FCSG-Trainer Peter Zeidler vor dem Spitzenspiel gegen Servette: «Wir fangen doch nicht an zu spinnen!»

Die Zeichen sind untrüglich: Sehr viel hat sich in der Wahrnehmung des FC St.Gallen getan. Auch weil er in der Rückrunde so gut aus den Startlöchern gekommen ist. Und nun kommts zum Schlager gegen Servette.

Christian Brägger
Drucken
Teilen
Boris Babic (links) herzt seinen Trainer Peter Zeidler.

Boris Babic (links) herzt seinen Trainer Peter Zeidler.

Bild:Gian Ehrenzeller / KEYSTONE

Haben die Spieler des FC St.Gallen wie am vergangenen Donnerstag eine Autogrammstunde, dauert diese wegen des grossen Ansturms statt der geplanten 60 Minuten dreimal so lang. Findet am Abend im «Bierhof» die Präsentation der zwölften Ausgabe des St.Galler Fussballmagazins «SENF» statt, ist das Restaurant proppenvoll und Trainer Peter Zeidler der geladene Gast, der sich nach einem Talk noch lange unter die Fans mischt.

Gibt es am Freitagmittag die Pressekonferenz für das Spitzenspiel gegen Servette, sind zehn Journalisten vor Ort – und nicht bloss drei.

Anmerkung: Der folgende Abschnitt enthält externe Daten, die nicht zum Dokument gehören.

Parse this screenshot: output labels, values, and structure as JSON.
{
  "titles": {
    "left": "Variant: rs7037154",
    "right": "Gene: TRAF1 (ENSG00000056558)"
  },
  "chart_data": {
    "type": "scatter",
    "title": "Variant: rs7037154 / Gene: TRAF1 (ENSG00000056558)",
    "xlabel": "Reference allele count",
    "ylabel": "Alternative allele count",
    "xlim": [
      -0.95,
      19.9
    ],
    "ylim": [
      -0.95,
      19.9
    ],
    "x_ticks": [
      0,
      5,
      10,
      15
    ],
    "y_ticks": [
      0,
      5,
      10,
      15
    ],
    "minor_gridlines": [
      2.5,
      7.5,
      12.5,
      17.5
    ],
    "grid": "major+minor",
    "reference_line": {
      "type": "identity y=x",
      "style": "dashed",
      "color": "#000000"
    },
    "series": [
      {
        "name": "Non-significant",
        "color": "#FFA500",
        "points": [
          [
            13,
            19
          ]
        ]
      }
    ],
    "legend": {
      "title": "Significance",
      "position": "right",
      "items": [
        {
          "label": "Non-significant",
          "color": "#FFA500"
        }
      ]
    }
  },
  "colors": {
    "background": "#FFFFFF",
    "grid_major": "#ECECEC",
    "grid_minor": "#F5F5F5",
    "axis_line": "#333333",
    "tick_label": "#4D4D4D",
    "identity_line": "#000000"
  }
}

Auch, und dies fällt besonders auf, haben die Schweizer Medien die Berichterstattung hochgefahren, versuchen das «Wunder FC St.Gallen» zu erklären. Und erinnern an den letzten Meistertitel vor 20 Jahren. 

Es lebt sich für den FC St.Gallen nach 20 Runden gerade gut als Leader der Super League, ein Leben, das der optimale Start in die Rückrunde mit zwei Siegen ermöglicht hat. In der höchsten Spielklasse sind die Ostschweizer in der Saison 2006/07 letztmals nach der Winterpause so perfekt aus dem Starthäuschen gekommen, damals gab es sogar drei Siege en suite.

Die Euphoriebremse ist nicht nötig

Zeidler ist das Wohlwollen der Mitmenschen nicht entgangen, er sagt, er verspüre derzeit überall viel Goodwill, der gar so gross scheint, dass man den Ostschweizern eine Niederlage nachsehen würde – doch so weit muss es längst nicht kommen am Sonntag gegen Servette ab 16 Uhr im Kybunpark. Zeidler hat vorgesorgt, er gestaltete trotz oder gerade wegen des famosen 2:1 in Basel eine ganz normale Trainingswoche. Auch musste er nicht auf die Euphoriebremse drücken, weil Dynamik und Energie der Mannschaft so sind, dass derzeit alles wie von alleine im Guten bleibt. Oder sich dahin entwickelt. Also sagt Zeidler ganz banal: «Gegen Servette ist entscheidend, wie wir ins Spiel gehen.»

Gegen die viertplatzierten Genfer muss der Trainer den gelbgesperrten Miro Muheim ersetzen. Hier sind einige Varianten denkbar, um nicht zu viel umstellen zu müssen, scheint der Einsatz von Vincent Rüfli naheliegend. Nur hatte der ehemalige Servettien seinen letzten Pflichtspieleinsatz am 20. Oktober und auch da nur eine Minute lang. In der Innenverteidigung wird Zeidler wohl wieder auf den am vergangenen Sonntag gesperrten Yannis Letard zurückgreifen, zudem dürfte im Sturm Ermedin Demirovic zurückkehren – am ehesten könnte für ihn Jérémy Guillemenot weichen, allenfalls Cedric Itten. Zeidler sagt:

«Egal, wen ich aufstellen werde, ich habe in jeden Spieler, und ich betone in jeden, grosses Vertrauen.»

Dem Gedanken an den Meistertitel verwehrt sich Zeidler noch heftigst. «Wir fangen doch nicht an zu spinnen», sagt er. Das Datum des letzten Spieltags ist ihm aber sehr wohl bekannt. Bis dahin wolle er schauen, dass die Kerze, die St.Gallen angezündet habe, nicht ausgeblasen werde. Früher, als Kind in der Kirche, hatte er immer alles gemacht, damit kein Windstoss seinem Lichtlein etwas anhaben konnte.